T-Neuro Pharma takes a new approach to Alzheimer’s Disease diagnosis and treatment
ALBUQUERQUE — While the vast majority of Alzheimer’s Disease (AD) clinical trials have focused on decreasing beta-amyloid (the sticky protein fragment that gums up the brain and kills its cells) 99.6% of these trials have failed. The 0.4% that succeeded only treat symptoms, but do not stop progression of the disease.
T-Neuro Pharma’s technology is based on the breakthrough discovery of Dr. Christopher Wheeler out of Cedars-Sinai Medical Center in Los Angeles. Dr. Wheeler has demonstrated that beta-amyloid may only be a mere symptom of a deeper causative event- and he has discovered what that causative event is likely to be.
Dr. Wheeler has shown that one of the earliest events in Alzheimer’s disease (AD) progression is related to the immune system. He has shown that a type of abnormal aged immune cell is likely a major player in the earliest stages of Alzheimer’s disease. He has shown that these abnormal immune cells cause full AD symptoms in experimental animals ordinarily resistant to the disease. When these abnormal immune cells enter the brain, they cause the classic Alzheimer’s pathology, including Beta-Amyloid accumulation, neuro-inflammation and memory decline.

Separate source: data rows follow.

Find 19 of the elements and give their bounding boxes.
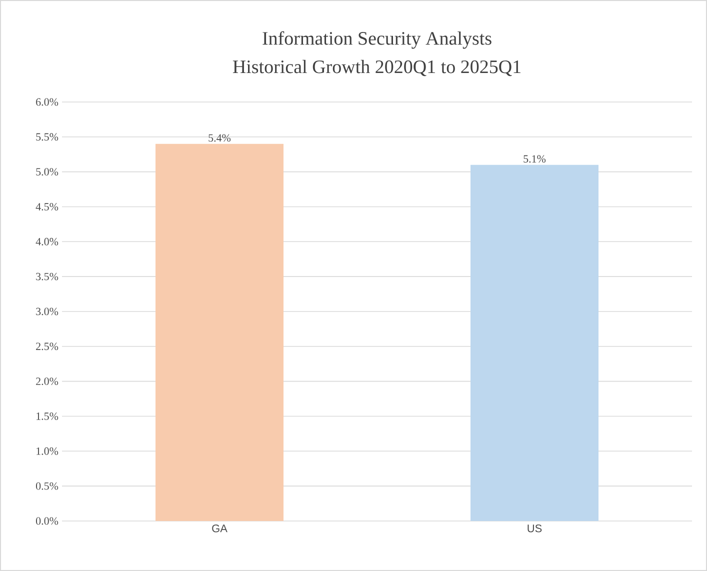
y-tick-label: 1.5% — [36, 412, 58, 420]
y-tick-label: 4.0% — [36, 238, 58, 246]
y-tick-label: 3.5% — [36, 272, 58, 280]
y-tick-label: 5.5% — [36, 133, 58, 141]
y-tick-label: 3.0% — [36, 308, 58, 316]
y-tick-label: 5.0% — [36, 168, 58, 176]
y-tick-label: 4.5% — [36, 203, 58, 210]
y-tick-label: 2.5% — [36, 342, 58, 350]
chart-subtitle: Historical Growth 2020Q1 to 2025Q1 — [232, 60, 520, 76]
chart-title: Information Security Analysts — [262, 31, 492, 49]
data-label: 5.4% — [208, 134, 231, 142]
y-tick-label: 0.5% — [36, 482, 58, 490]
x-tick-label: US — [528, 524, 542, 532]
y-tick-label: 6.0% — [36, 98, 58, 106]
data-label: 5.1% — [524, 155, 546, 163]
y-tick-label: 2.0% — [36, 378, 58, 386]
y-tick-label: 0.0% — [36, 517, 58, 525]
x-tick-label: GA — [212, 524, 228, 532]
y-tick-label: 1.0% — [36, 447, 58, 455]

The immune cells responsible for this initial stage of AD are detectable in a human blood sample, and can identify an Alzheimer’s patient very early in the progression of the disease – as early as Mild Cognitive Impairment (MCI). Our data has shown that this simple blood test is more effective than costly MRI imaging, and invasive and painful Cerebral-Spinal Fluid sampling. T-Neuro is developing this discovery as a biomarker to detect early AD in both clinical trial and clinical laboratory settings.

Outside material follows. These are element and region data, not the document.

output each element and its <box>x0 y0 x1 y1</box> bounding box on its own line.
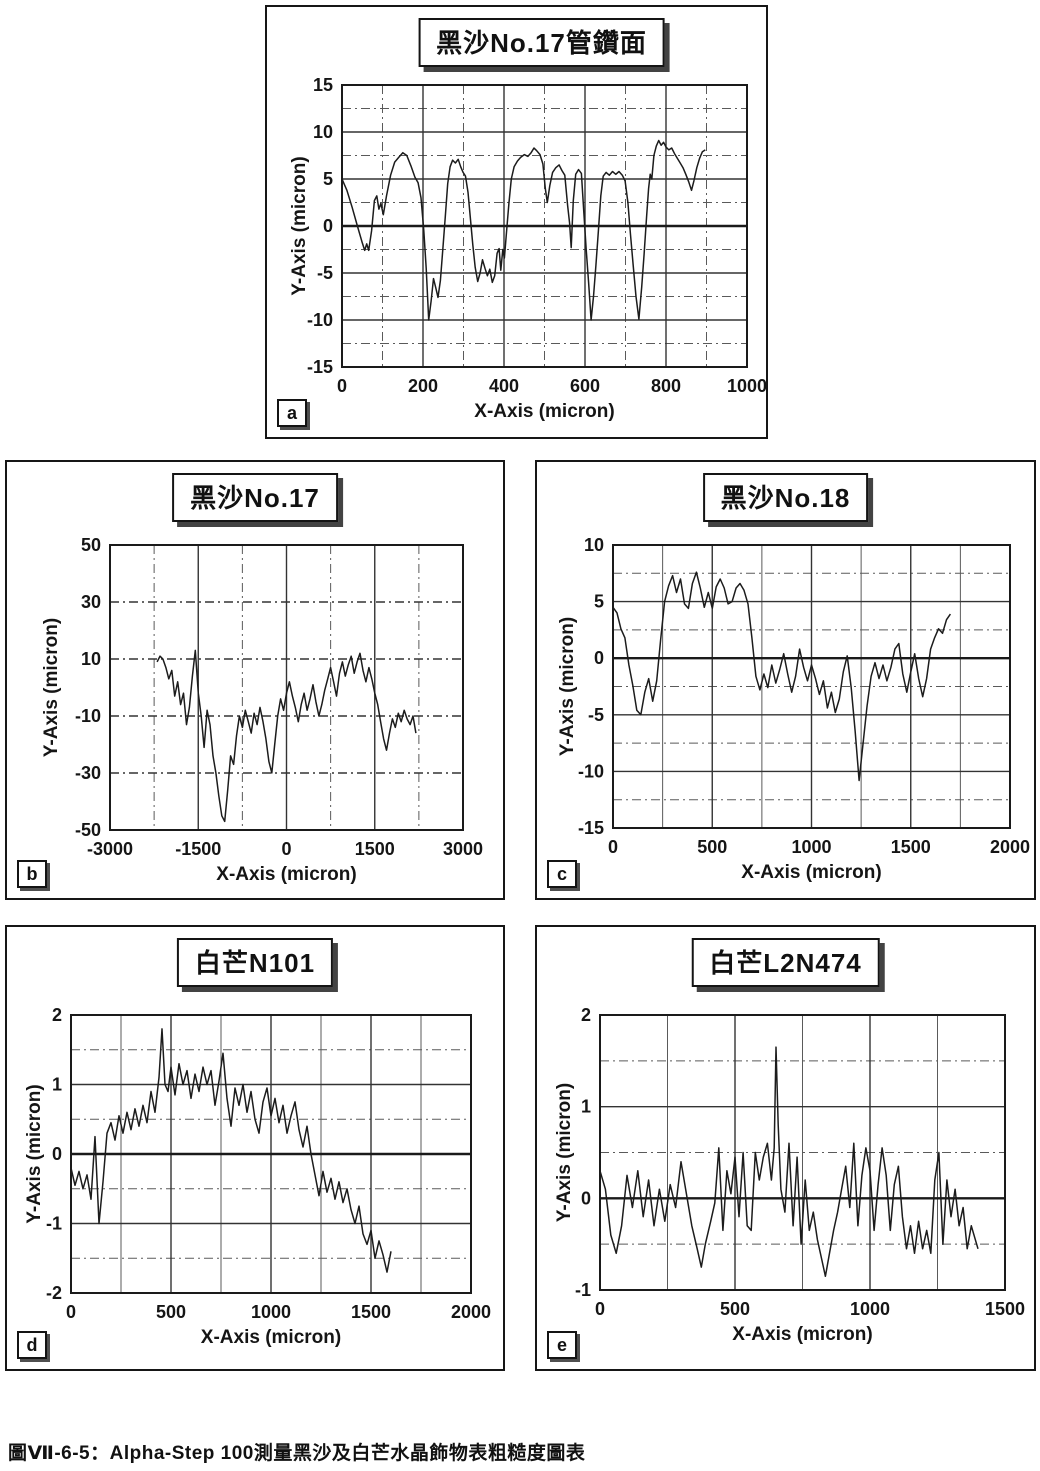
chart-d-plot: 0 500 1000 1500 2000 2 1 0 -1 -2 X-Axis (micron) Y-… <box>24 1005 491 1348</box>
svg-text:1000: 1000 <box>251 1302 291 1322</box>
svg-text:0: 0 <box>337 376 347 396</box>
panel-d-letter: d <box>17 1331 47 1359</box>
svg-text:-10: -10 <box>75 706 101 726</box>
svg-text:1500: 1500 <box>891 837 931 857</box>
svg-text:400: 400 <box>489 376 519 396</box>
svg-text:2: 2 <box>581 1005 591 1025</box>
svg-text:10: 10 <box>584 535 604 555</box>
svg-text:-50: -50 <box>75 820 101 840</box>
svg-text:Y-Axis (micron): Y-Axis (micron) <box>41 618 62 757</box>
chart-d-title-text: 白芒N101 <box>194 948 316 978</box>
panel-a: 黑沙No.17管鑽面 0 200 400 600 800 1000 15 10 5 0 -5 -10 -… <box>265 5 768 439</box>
figure-caption: 圖Ⅶ-6-5：Alpha-Step 100測量黑沙及白芒水晶飾物表粗糙度圖表 <box>8 1443 586 1464</box>
svg-text:-1500: -1500 <box>175 839 221 859</box>
chart-c-title: 黑沙No.18 <box>702 473 869 522</box>
svg-text:Y-Axis (micron): Y-Axis (micron) <box>554 1083 575 1222</box>
svg-text:X-Axis (micron): X-Axis (micron) <box>474 401 614 422</box>
svg-text:500: 500 <box>720 1299 750 1319</box>
chart-e-title: 白芒L2N474 <box>691 938 880 987</box>
svg-text:-30: -30 <box>75 763 101 783</box>
svg-text:1000: 1000 <box>791 837 831 857</box>
svg-text:0: 0 <box>581 1188 591 1208</box>
svg-text:0: 0 <box>66 1302 76 1322</box>
svg-text:Y-Axis (micron): Y-Axis (micron) <box>24 1084 45 1223</box>
panel-b: 黑沙No.17 -3000 -1500 0 1500 3000 50 30 10 -10 -30-… <box>5 460 505 900</box>
svg-text:0: 0 <box>608 837 618 857</box>
svg-text:-1: -1 <box>575 1280 591 1300</box>
svg-text:3000: 3000 <box>443 839 483 859</box>
svg-text:Y-Axis (micron): Y-Axis (micron) <box>289 156 310 295</box>
chart-d-title: 白芒N101 <box>176 938 334 987</box>
panel-b-letter: b <box>17 860 47 888</box>
panel-a-letter: a <box>277 399 307 427</box>
svg-text:0: 0 <box>594 648 604 668</box>
svg-text:Y-Axis (micron): Y-Axis (micron) <box>557 617 578 756</box>
svg-text:10: 10 <box>81 649 101 669</box>
chart-e-title-text: 白芒L2N474 <box>709 948 862 978</box>
panel-e-letter: e <box>547 1331 577 1359</box>
svg-text:30: 30 <box>81 592 101 612</box>
svg-text:1000: 1000 <box>727 376 766 396</box>
panel-c-letter: c <box>547 860 577 888</box>
svg-text:2000: 2000 <box>451 1302 491 1322</box>
svg-text:1000: 1000 <box>850 1299 890 1319</box>
chart-c-title-text: 黑沙No.18 <box>720 483 851 513</box>
svg-text:50: 50 <box>81 535 101 555</box>
svg-text:X-Axis (micron): X-Axis (micron) <box>741 862 881 883</box>
svg-text:-3000: -3000 <box>87 839 133 859</box>
svg-text:-2: -2 <box>46 1283 62 1303</box>
panel-e: 白芒L2N474 0 500 1000 1500 2 1 0 -1 X-Axis (micron… <box>535 925 1036 1371</box>
svg-text:1: 1 <box>581 1097 591 1117</box>
svg-text:-15: -15 <box>578 818 604 838</box>
svg-text:-15: -15 <box>307 357 333 377</box>
chart-b-plot: -3000 -1500 0 1500 3000 50 30 10 -10 -30 -50 X-Axis… <box>41 535 483 885</box>
chart-b-title-text: 黑沙No.17 <box>190 483 320 513</box>
svg-text:0: 0 <box>595 1299 605 1319</box>
chart-c-plot: 0 500 1000 1500 2000 10 5 0 -5 -10 -15 X-Axis (micr… <box>557 535 1030 883</box>
svg-text:600: 600 <box>570 376 600 396</box>
chart-a-plot: 0 200 400 600 800 1000 15 10 5 0 -5 -10 -15 X-Axis (m… <box>289 75 766 422</box>
svg-text:1500: 1500 <box>351 1302 391 1322</box>
svg-text:-1: -1 <box>46 1214 62 1234</box>
chart-a-title-text: 黑沙No.17管鑽面 <box>436 28 647 58</box>
svg-text:1500: 1500 <box>355 839 395 859</box>
svg-text:2: 2 <box>52 1005 62 1025</box>
svg-text:-5: -5 <box>588 705 604 725</box>
svg-text:0: 0 <box>323 216 333 236</box>
svg-text:10: 10 <box>313 122 333 142</box>
svg-text:2000: 2000 <box>990 837 1030 857</box>
svg-text:800: 800 <box>651 376 681 396</box>
svg-text:1500: 1500 <box>985 1299 1025 1319</box>
svg-text:X-Axis (micron): X-Axis (micron) <box>732 1324 872 1345</box>
svg-text:-5: -5 <box>317 263 333 283</box>
chart-b-title: 黑沙No.17 <box>172 473 338 522</box>
svg-text:5: 5 <box>594 592 604 612</box>
svg-text:15: 15 <box>313 75 333 95</box>
svg-text:500: 500 <box>156 1302 186 1322</box>
svg-text:X-Axis (micron): X-Axis (micron) <box>201 1327 341 1348</box>
svg-text:-10: -10 <box>307 310 333 330</box>
svg-text:0: 0 <box>281 839 291 859</box>
svg-text:0: 0 <box>52 1144 62 1164</box>
panel-c: 黑沙No.18 0 500 1000 1500 2000 10 5 0 -5 -10 -15 X-Ax… <box>535 460 1036 900</box>
svg-text:5: 5 <box>323 169 333 189</box>
svg-text:1: 1 <box>52 1075 62 1095</box>
svg-text:X-Axis (micron): X-Axis (micron) <box>216 864 356 885</box>
svg-text:200: 200 <box>408 376 438 396</box>
panel-d: 白芒N101 0 500 1000 1500 2000 2 1 0 -1 -2 X-Axis (mi… <box>5 925 505 1371</box>
svg-text:-10: -10 <box>578 761 604 781</box>
chart-a-title: 黑沙No.17管鑽面 <box>418 18 665 67</box>
svg-text:500: 500 <box>697 837 727 857</box>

In addition to the biomarker utility of this discovery, Dr. Wheeler has also shown that the T-cells can be blocked from entering the brain, preventing progression of AD. Ideally, the biomarker will be utilized to detect the disease early, then the treatment will be administered to prevent the disease from ever progressing.
This opens up opportunities for earlier, more beneficial intervention to patients than ever before. A reliable biomarker could streamline patient enrollment into future drug trials while allowing a simple, inexpensive, and non-invasive method to track their success. Looking forward, pharmacological elimination or inactivation of these peptide-specific T cells, either alone or combined with beta-amyloid-reducing drugs, promises to treat, prevent, and even cure AD in confirmed and at-risk patients with nominal side effects.